Мирон пробежал по мокрой траве елани, на ходу сбросил с себя одежду и с разбегу нырнул в обжигающую холодную воду. Тысячи иголочек, приятно покалывая, покрыли всё его тело.
– Фу-у! – вынырнув, потряс головой Мирон и с силой рассекая прозрачную толщу воды, поплыл на другой берег. Выглянувшее из-за горы солнце вмиг разогнало пелену тумана и яркими бликами засверкало на зеркальной глади озера.
«Какая первозданная, нетронутая красота!» – не спеша рассуждал Мирон, наслаждаясь прохладой воды и окружающей тишиной. Щурясь от яркого солнца, он окинул взглядом подступающую к озеру тайгу и поднимающиеся вдалеке высокие горы со светящимися в солнечных лучах белыми шапками снега. – «Как я попал в эти дивные края?» – в который раз спрашивал он самого себя, так и не находя ответа. – «Прямо наваждение какое-то. Может быть, я умер и это картины рая?» – Лёгкий ветерок, принёсший аромат хвои, покрыл пупырышками озноба кожу Мирона. – «Нет, не похоже это всё на небытие» – слегка поёжился он. – «Пора на берег…»
С чувством разочарования, от несбывшихся ожиданий увидеть Марьяну, Мирон направился к небольшой песчаной отмели, выходящей полоской светло-серого песка на елань. Не успел он доплыть до неё, как из тайги послышался хруст веток и на поляну выбежал огромный бурый медведь, за ним, рыча, поспешал ещё один. Остановившись и оглядевшись вокруг, оба зверя прямиком направились к озеру. Передний замедлил шаг и потянул носом. Мирон спешно стал пробираться к месту, где из воды торчали высокие  стебли камыша.
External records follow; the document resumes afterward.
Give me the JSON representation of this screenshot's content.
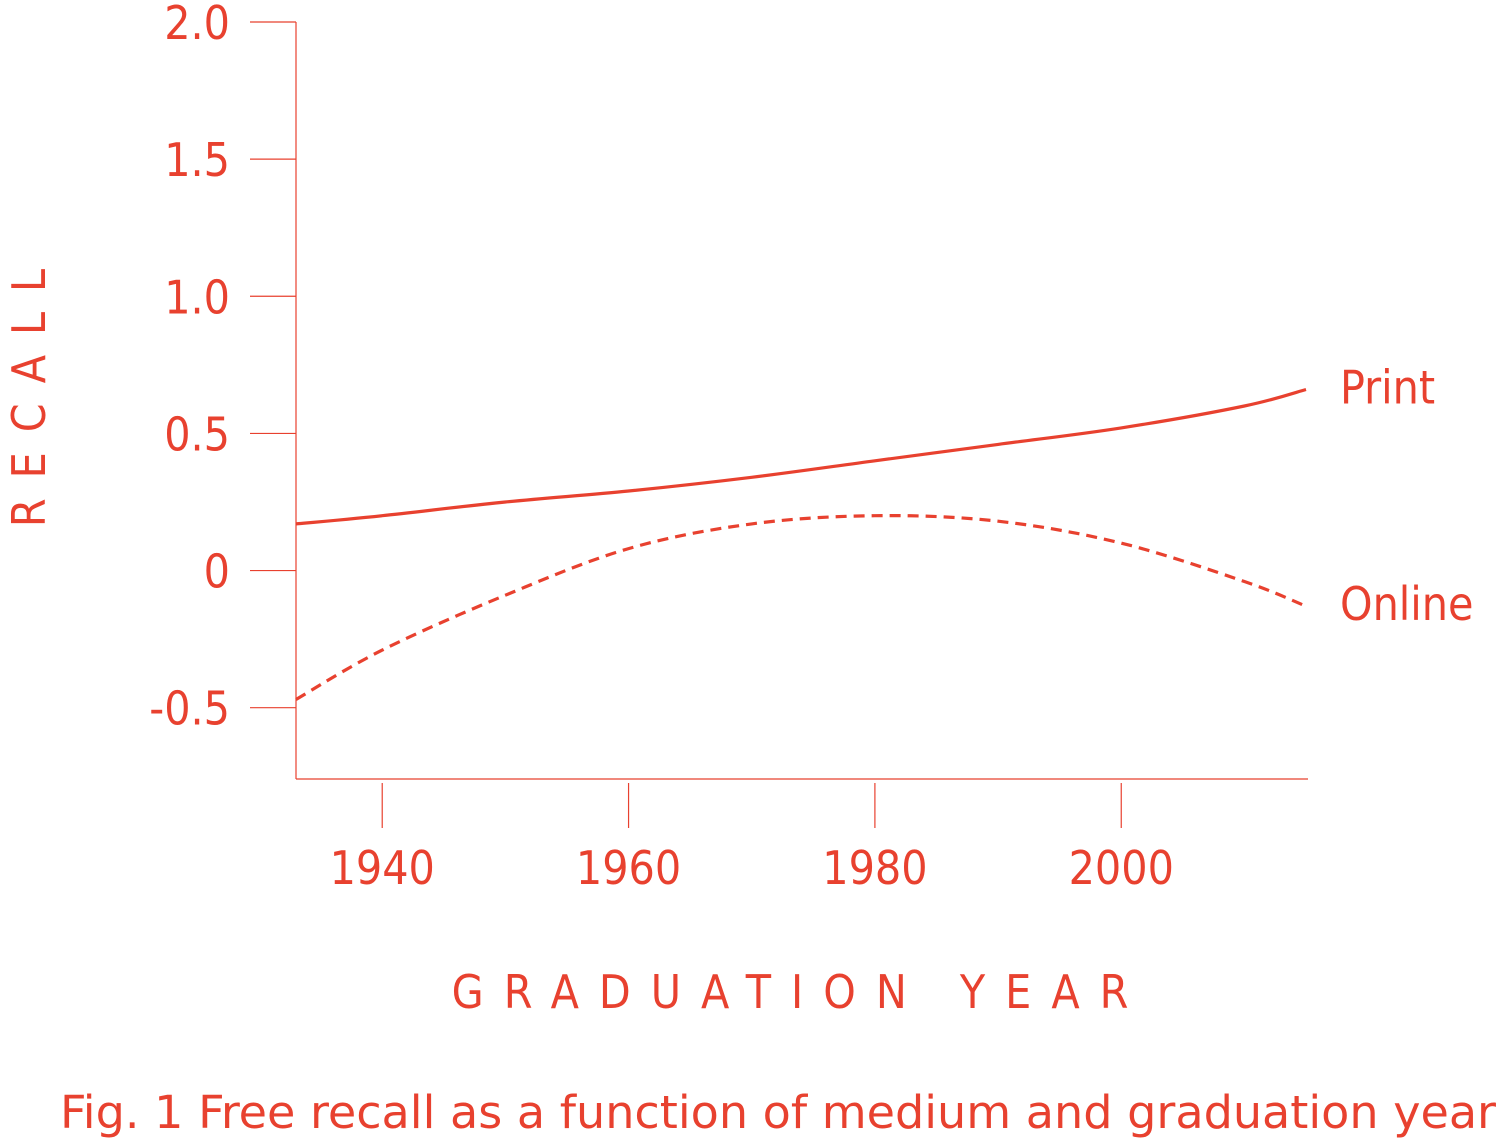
{
  "colors": {
    "accent": "#e8412f"
  },
  "figure": {
    "caption": "Fig. 1  Free recall as a function of medium and graduation year"
  },
  "chart_data": {
    "type": "line",
    "title": "",
    "xlabel": "GRADUATION YEAR",
    "ylabel": "RECALL",
    "xlim": [
      1933,
      2015
    ],
    "ylim": [
      -0.76,
      2.0
    ],
    "xticks": [
      1940,
      1960,
      1980,
      2000
    ],
    "xtick_labels": [
      "1940",
      "1960",
      "1980",
      "2000"
    ],
    "yticks": [
      2.0,
      1.5,
      1.0,
      0.5,
      0,
      -0.5
    ],
    "ytick_labels": [
      "2.0",
      "1.5",
      "1.0",
      "0.5",
      "0",
      "-0.5"
    ],
    "grid": false,
    "legend": "inline labels at right end of lines",
    "series": [
      {
        "name": "Print",
        "style": "solid",
        "x": [
          1933,
          1940,
          1950,
          1960,
          1970,
          1980,
          1990,
          2000,
          2010,
          2015
        ],
        "y": [
          0.17,
          0.2,
          0.25,
          0.29,
          0.34,
          0.4,
          0.46,
          0.52,
          0.6,
          0.66
        ]
      },
      {
        "name": "Online",
        "style": "dashed",
        "x": [
          1933,
          1940,
          1950,
          1960,
          1970,
          1980,
          1990,
          2000,
          2010,
          2015
        ],
        "y": [
          -0.47,
          -0.29,
          -0.09,
          0.08,
          0.17,
          0.2,
          0.18,
          0.1,
          -0.04,
          -0.13
        ]
      }
    ]
  }
}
Он забрался в зелёную гущу, еле сдерживая охвативший его холодный озноб, и стал наблюдать за непрошеными гостями. Идущий впереди, продолжая принюхиваться, набрёл на одежду, сброшенную Мироном. Остановившись, он коротко рыкнул и потрогал лапой лежавшие на траве вещи. Видимо, так и не поняв, откуда здесь взялось пахнущее человеком одеяние, медведь вышел на песчаную косу и похлюпал лапой по воде. Второй прямиком зашёл в озеро и присевши, погрузился в воду.

 

 То погружаясь, то вставая на задние лапы и отряхивая с себя тучи брызг, медведи не обращали внимания на притаившегося в зарослях озёрной травы человека. Между тем Мирон, зная, чем сулит встреча с нежданными гостями, затаил дыхание и погрузился до подбородка в воду, наблюдая за купающимися зверями.
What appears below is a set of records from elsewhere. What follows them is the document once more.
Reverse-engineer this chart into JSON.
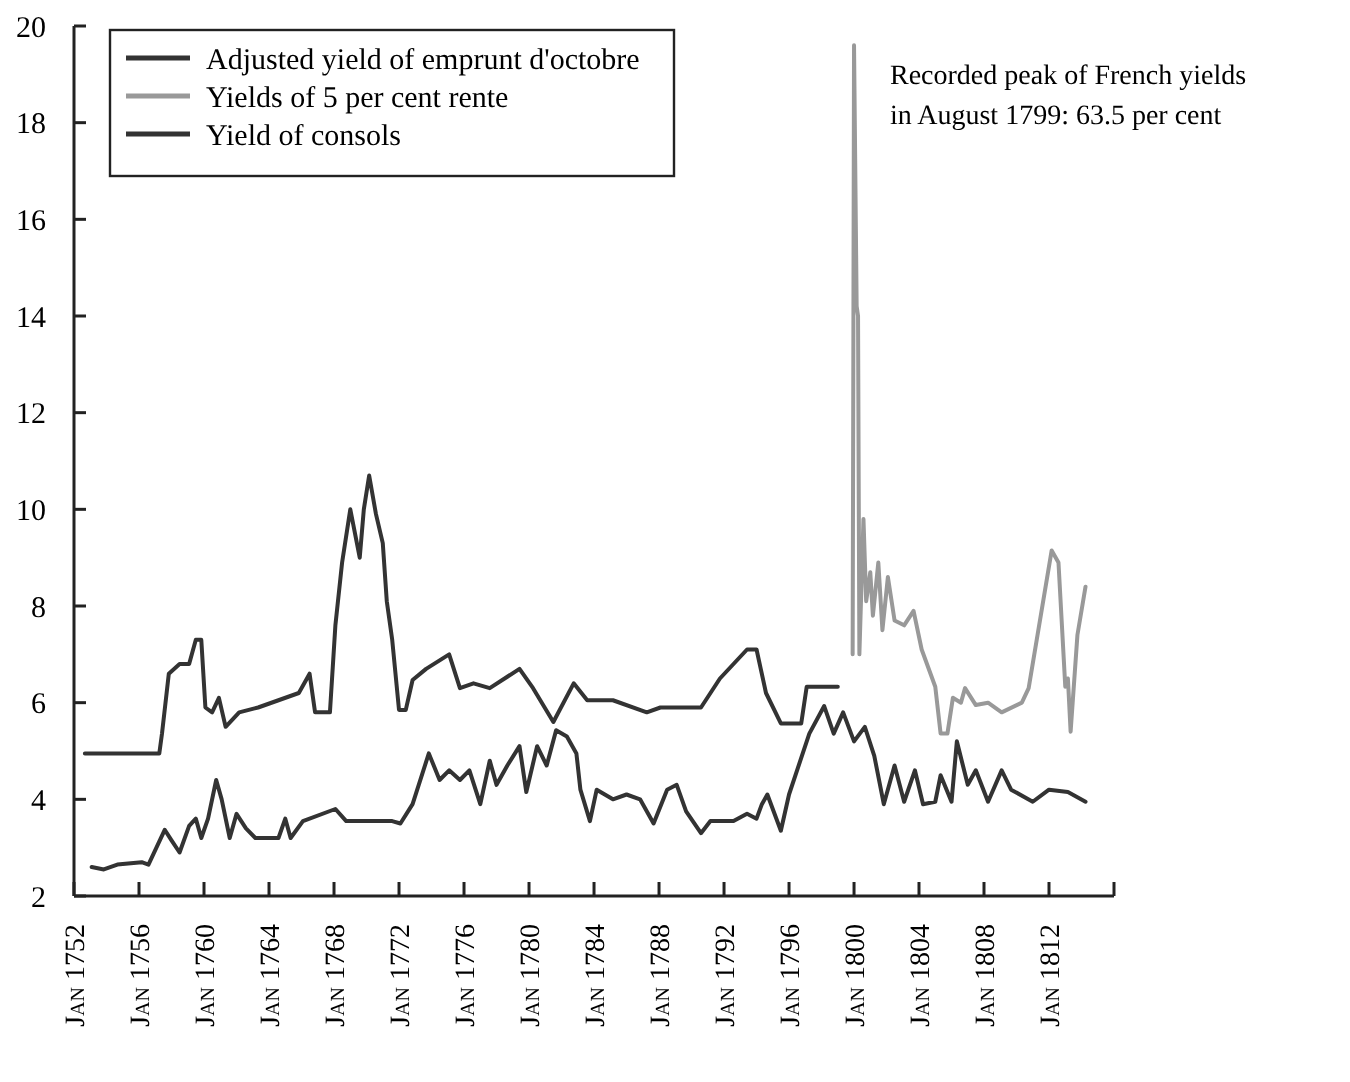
{
  "chart_data": {
    "type": "line",
    "xlim": [
      "1752-01",
      "1816-01"
    ],
    "xticks": [
      {
        "value": "1752-01",
        "label": "Jan 1752"
      },
      {
        "value": "1756-01",
        "label": "Jan 1756"
      },
      {
        "value": "1760-01",
        "label": "Jan 1760"
      },
      {
        "value": "1764-01",
        "label": "Jan 1764"
      },
      {
        "value": "1768-01",
        "label": "Jan 1768"
      },
      {
        "value": "1772-01",
        "label": "Jan 1772"
      },
      {
        "value": "1776-01",
        "label": "Jan 1776"
      },
      {
        "value": "1780-01",
        "label": "Jan 1780"
      },
      {
        "value": "1784-01",
        "label": "Jan 1784"
      },
      {
        "value": "1788-01",
        "label": "Jan 1788"
      },
      {
        "value": "1792-01",
        "label": "Jan 1792"
      },
      {
        "value": "1796-01",
        "label": "Jan 1796"
      },
      {
        "value": "1800-01",
        "label": "Jan 1800"
      },
      {
        "value": "1804-01",
        "label": "Jan 1804"
      },
      {
        "value": "1808-01",
        "label": "Jan 1808"
      },
      {
        "value": "1812-01",
        "label": "Jan 1812"
      }
    ],
    "ylim": [
      2,
      20
    ],
    "yticks": [
      2,
      4,
      6,
      8,
      10,
      12,
      14,
      16,
      18,
      20
    ],
    "grid": false,
    "legend": "top left",
    "marker": "none",
    "line_style": "solid",
    "annotations": [
      "Recorded peak of French yields in August 1799: 63.5 per cent"
    ],
    "series": [
      {
        "name": "Adjusted yield of emprunt d'octobre",
        "color": "#333333",
        "x": [
          "1752-09",
          "1757-04",
          "1757-06",
          "1757-11",
          "1758-07",
          "1759-02",
          "1759-07",
          "1759-11",
          "1760-02",
          "1760-07",
          "1760-12",
          "1761-05",
          "1762-03",
          "1763-05",
          "1764-08",
          "1765-11",
          "1766-07",
          "1766-11",
          "1767-10",
          "1768-02",
          "1768-07",
          "1769-01",
          "1769-08",
          "1769-11",
          "1770-03",
          "1770-08",
          "1771-01",
          "1771-04",
          "1771-08",
          "1772-01",
          "1772-06",
          "1772-11",
          "1773-09",
          "1775-02",
          "1775-10",
          "1776-08",
          "1777-08",
          "1779-06",
          "1780-04",
          "1781-07",
          "1782-10",
          "1783-08",
          "1785-03",
          "1787-04",
          "1788-02",
          "1790-08",
          "1791-10",
          "1793-06",
          "1794-01",
          "1794-08",
          "1795-07",
          "1796-10",
          "1797-02",
          "1799-01"
        ],
        "values": [
          4.95,
          4.95,
          5.36,
          6.6,
          6.8,
          6.8,
          7.3,
          7.3,
          5.9,
          5.8,
          6.1,
          5.5,
          5.8,
          5.9,
          6.05,
          6.2,
          6.6,
          5.8,
          5.8,
          7.6,
          8.9,
          10.0,
          9.0,
          10.0,
          10.7,
          9.9,
          9.3,
          8.1,
          7.3,
          5.85,
          5.85,
          6.47,
          6.7,
          7.0,
          6.3,
          6.4,
          6.3,
          6.7,
          6.3,
          5.6,
          6.4,
          6.05,
          6.05,
          5.8,
          5.9,
          5.9,
          6.5,
          7.1,
          7.1,
          6.2,
          5.57,
          5.57,
          6.33,
          6.33
        ]
      },
      {
        "name": "Yields of 5 per cent rente",
        "color": "#999999",
        "x": [
          "1799-12",
          "1800-01",
          "1800-03",
          "1800-04",
          "1800-05",
          "1800-08",
          "1800-10",
          "1801-01",
          "1801-03",
          "1801-07",
          "1801-10",
          "1802-02",
          "1802-07",
          "1803-02",
          "1803-09",
          "1804-03",
          "1805-01",
          "1805-05",
          "1805-10",
          "1806-02",
          "1806-08",
          "1806-11",
          "1807-07",
          "1808-04",
          "1809-02",
          "1810-05",
          "1810-10",
          "1812-03",
          "1812-08",
          "1813-01",
          "1813-03",
          "1813-05",
          "1813-10",
          "1814-04"
        ],
        "values": [
          7.0,
          19.6,
          14.2,
          14.0,
          7.0,
          9.8,
          8.1,
          8.7,
          7.8,
          8.9,
          7.5,
          8.6,
          7.7,
          7.6,
          7.9,
          7.1,
          6.33,
          5.36,
          5.36,
          6.1,
          6.0,
          6.3,
          5.95,
          6.0,
          5.8,
          6.0,
          6.3,
          9.15,
          8.9,
          6.33,
          6.5,
          5.4,
          7.4,
          8.4
        ]
      },
      {
        "name": "Yield of consols",
        "color": "#333333",
        "x": [
          "1753-02",
          "1753-11",
          "1754-09",
          "1756-03",
          "1756-08",
          "1757-08",
          "1758-01",
          "1758-07",
          "1759-02",
          "1759-07",
          "1759-11",
          "1760-04",
          "1760-10",
          "1761-02",
          "1761-08",
          "1762-01",
          "1762-08",
          "1763-03",
          "1764-08",
          "1765-01",
          "1765-05",
          "1766-02",
          "1768-02",
          "1768-10",
          "1770-01",
          "1771-08",
          "1772-02",
          "1772-11",
          "1773-11",
          "1774-07",
          "1775-02",
          "1775-10",
          "1776-05",
          "1777-01",
          "1777-08",
          "1778-01",
          "1778-09",
          "1779-06",
          "1779-11",
          "1780-07",
          "1781-02",
          "1781-09",
          "1782-05",
          "1782-12",
          "1783-03",
          "1783-10",
          "1784-03",
          "1785-03",
          "1786-01",
          "1786-11",
          "1787-09",
          "1788-07",
          "1789-02",
          "1789-09",
          "1790-08",
          "1791-03",
          "1792-08",
          "1793-06",
          "1794-01",
          "1794-05",
          "1794-09",
          "1795-07",
          "1796-01",
          "1797-04",
          "1798-03",
          "1798-10",
          "1799-05",
          "1800-01",
          "1800-09",
          "1801-04",
          "1801-11",
          "1802-07",
          "1803-02",
          "1803-10",
          "1804-04",
          "1805-01",
          "1805-05",
          "1806-01",
          "1806-05",
          "1807-01",
          "1807-07",
          "1808-04",
          "1809-02",
          "1809-09",
          "1811-01",
          "1812-01",
          "1813-03",
          "1814-04"
        ],
        "values": [
          2.6,
          2.55,
          2.65,
          2.7,
          2.65,
          3.37,
          3.15,
          2.9,
          3.45,
          3.6,
          3.2,
          3.6,
          4.4,
          4.0,
          3.2,
          3.7,
          3.4,
          3.2,
          3.2,
          3.6,
          3.2,
          3.55,
          3.8,
          3.55,
          3.55,
          3.55,
          3.5,
          3.9,
          4.95,
          4.4,
          4.6,
          4.4,
          4.6,
          3.9,
          4.8,
          4.3,
          4.7,
          5.1,
          4.15,
          5.1,
          4.7,
          5.43,
          5.3,
          4.95,
          4.2,
          3.55,
          4.2,
          4.0,
          4.1,
          4.0,
          3.5,
          4.2,
          4.3,
          3.75,
          3.3,
          3.55,
          3.55,
          3.7,
          3.6,
          3.9,
          4.1,
          3.35,
          4.1,
          5.36,
          5.93,
          5.36,
          5.8,
          5.2,
          5.5,
          4.9,
          3.9,
          4.7,
          3.95,
          4.6,
          3.9,
          3.95,
          4.5,
          3.95,
          5.2,
          4.3,
          4.6,
          3.95,
          4.6,
          4.2,
          3.95,
          4.2,
          4.15,
          3.95
        ]
      }
    ]
  }
}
«Вот тебе и тихое озеро! – подумал он про себя. – Неужели Марьяна, прожившая в этих местах не один год, не ведает, что эту кристально чистую купель облюбовали медведи? Может, они случайно забрели на эту поляну? Вряд ли…»
Медведи же, вволю накупавшись: вылезли на берег, ещё раз обнюхали одежду и, недовольно рыча, удалились в лес.
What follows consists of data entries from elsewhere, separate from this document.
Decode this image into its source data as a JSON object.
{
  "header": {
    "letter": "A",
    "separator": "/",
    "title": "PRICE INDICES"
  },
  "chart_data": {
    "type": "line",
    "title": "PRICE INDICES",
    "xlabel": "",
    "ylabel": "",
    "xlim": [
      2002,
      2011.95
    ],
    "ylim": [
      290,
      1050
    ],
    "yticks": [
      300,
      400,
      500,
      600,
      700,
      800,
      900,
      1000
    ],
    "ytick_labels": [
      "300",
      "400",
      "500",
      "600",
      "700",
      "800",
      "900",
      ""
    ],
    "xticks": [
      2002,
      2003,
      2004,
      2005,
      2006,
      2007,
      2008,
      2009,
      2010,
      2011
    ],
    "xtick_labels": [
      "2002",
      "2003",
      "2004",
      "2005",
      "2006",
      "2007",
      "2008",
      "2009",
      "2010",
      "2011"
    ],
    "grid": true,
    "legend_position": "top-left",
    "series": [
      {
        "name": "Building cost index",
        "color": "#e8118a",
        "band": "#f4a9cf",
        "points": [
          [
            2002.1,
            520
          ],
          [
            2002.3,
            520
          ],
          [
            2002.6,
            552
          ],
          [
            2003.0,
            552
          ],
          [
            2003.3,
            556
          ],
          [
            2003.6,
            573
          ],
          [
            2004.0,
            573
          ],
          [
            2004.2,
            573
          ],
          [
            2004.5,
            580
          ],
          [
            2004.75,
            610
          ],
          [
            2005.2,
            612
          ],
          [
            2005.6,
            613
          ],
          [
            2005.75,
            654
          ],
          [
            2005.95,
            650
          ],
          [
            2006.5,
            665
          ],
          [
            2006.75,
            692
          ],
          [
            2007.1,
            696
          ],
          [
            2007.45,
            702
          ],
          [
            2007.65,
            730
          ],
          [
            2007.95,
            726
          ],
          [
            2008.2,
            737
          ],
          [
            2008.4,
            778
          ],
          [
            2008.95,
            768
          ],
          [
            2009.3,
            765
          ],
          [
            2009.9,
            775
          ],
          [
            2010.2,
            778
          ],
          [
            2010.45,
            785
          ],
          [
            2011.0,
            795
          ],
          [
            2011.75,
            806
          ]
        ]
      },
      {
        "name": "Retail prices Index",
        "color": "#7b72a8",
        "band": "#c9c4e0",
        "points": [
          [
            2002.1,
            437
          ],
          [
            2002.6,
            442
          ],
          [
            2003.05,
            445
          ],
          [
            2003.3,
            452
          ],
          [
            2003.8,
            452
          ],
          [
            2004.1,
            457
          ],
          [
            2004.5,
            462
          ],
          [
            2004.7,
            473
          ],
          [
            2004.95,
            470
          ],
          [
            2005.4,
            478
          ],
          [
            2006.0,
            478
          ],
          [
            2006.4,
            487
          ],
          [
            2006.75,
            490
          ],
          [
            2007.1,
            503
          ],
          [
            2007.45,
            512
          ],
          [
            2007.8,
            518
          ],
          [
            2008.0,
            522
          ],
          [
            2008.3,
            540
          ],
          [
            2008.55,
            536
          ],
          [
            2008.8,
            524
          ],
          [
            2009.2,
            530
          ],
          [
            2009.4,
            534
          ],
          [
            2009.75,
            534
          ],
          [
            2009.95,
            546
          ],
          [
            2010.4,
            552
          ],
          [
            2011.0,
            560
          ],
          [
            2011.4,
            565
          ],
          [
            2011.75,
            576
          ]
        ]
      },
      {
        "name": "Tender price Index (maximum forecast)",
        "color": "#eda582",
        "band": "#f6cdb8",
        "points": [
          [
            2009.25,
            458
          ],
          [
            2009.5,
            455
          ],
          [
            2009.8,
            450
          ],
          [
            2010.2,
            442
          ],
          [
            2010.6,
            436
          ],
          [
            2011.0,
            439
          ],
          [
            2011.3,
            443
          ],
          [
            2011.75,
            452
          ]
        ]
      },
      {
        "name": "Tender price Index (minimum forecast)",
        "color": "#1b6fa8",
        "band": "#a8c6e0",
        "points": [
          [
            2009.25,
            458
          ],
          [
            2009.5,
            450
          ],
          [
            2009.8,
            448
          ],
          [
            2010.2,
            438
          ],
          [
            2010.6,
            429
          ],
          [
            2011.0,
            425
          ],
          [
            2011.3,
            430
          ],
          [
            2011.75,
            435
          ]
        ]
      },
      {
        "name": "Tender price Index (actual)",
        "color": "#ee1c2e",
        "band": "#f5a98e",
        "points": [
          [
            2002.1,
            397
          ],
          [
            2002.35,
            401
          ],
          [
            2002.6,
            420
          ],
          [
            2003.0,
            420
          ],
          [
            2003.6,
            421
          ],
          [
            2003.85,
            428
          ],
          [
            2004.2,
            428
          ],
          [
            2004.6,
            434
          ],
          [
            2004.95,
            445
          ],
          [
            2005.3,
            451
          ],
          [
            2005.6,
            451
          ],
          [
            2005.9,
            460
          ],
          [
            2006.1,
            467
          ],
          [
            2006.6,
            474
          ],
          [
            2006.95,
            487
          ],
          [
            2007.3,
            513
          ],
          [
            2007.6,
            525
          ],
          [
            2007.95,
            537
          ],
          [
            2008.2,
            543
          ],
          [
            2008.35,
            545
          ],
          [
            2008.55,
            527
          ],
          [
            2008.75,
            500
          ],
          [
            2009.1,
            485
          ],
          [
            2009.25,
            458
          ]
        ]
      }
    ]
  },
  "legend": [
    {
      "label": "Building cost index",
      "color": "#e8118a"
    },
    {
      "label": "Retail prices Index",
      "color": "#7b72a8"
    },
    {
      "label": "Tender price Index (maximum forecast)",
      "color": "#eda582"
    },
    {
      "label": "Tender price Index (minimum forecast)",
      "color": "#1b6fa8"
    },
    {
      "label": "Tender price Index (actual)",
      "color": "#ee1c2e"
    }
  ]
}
Мирон продрог насквозь от сидения в холодной воде. Стуча зубами, он выбежал на берег, подставил тело горячим лучам солнца и второпях натянул на себя одежду. Бегом, не оглядываясь по сторонам, кинулся он к дому…
– Ты чево такой запыханый? Словно кто гонится за тобой… – встретил его Антип.
Мирон торопливо поведал ему о встрече с медведями.
– И не боятся, что скит недалече, – закончил он свой рассказ.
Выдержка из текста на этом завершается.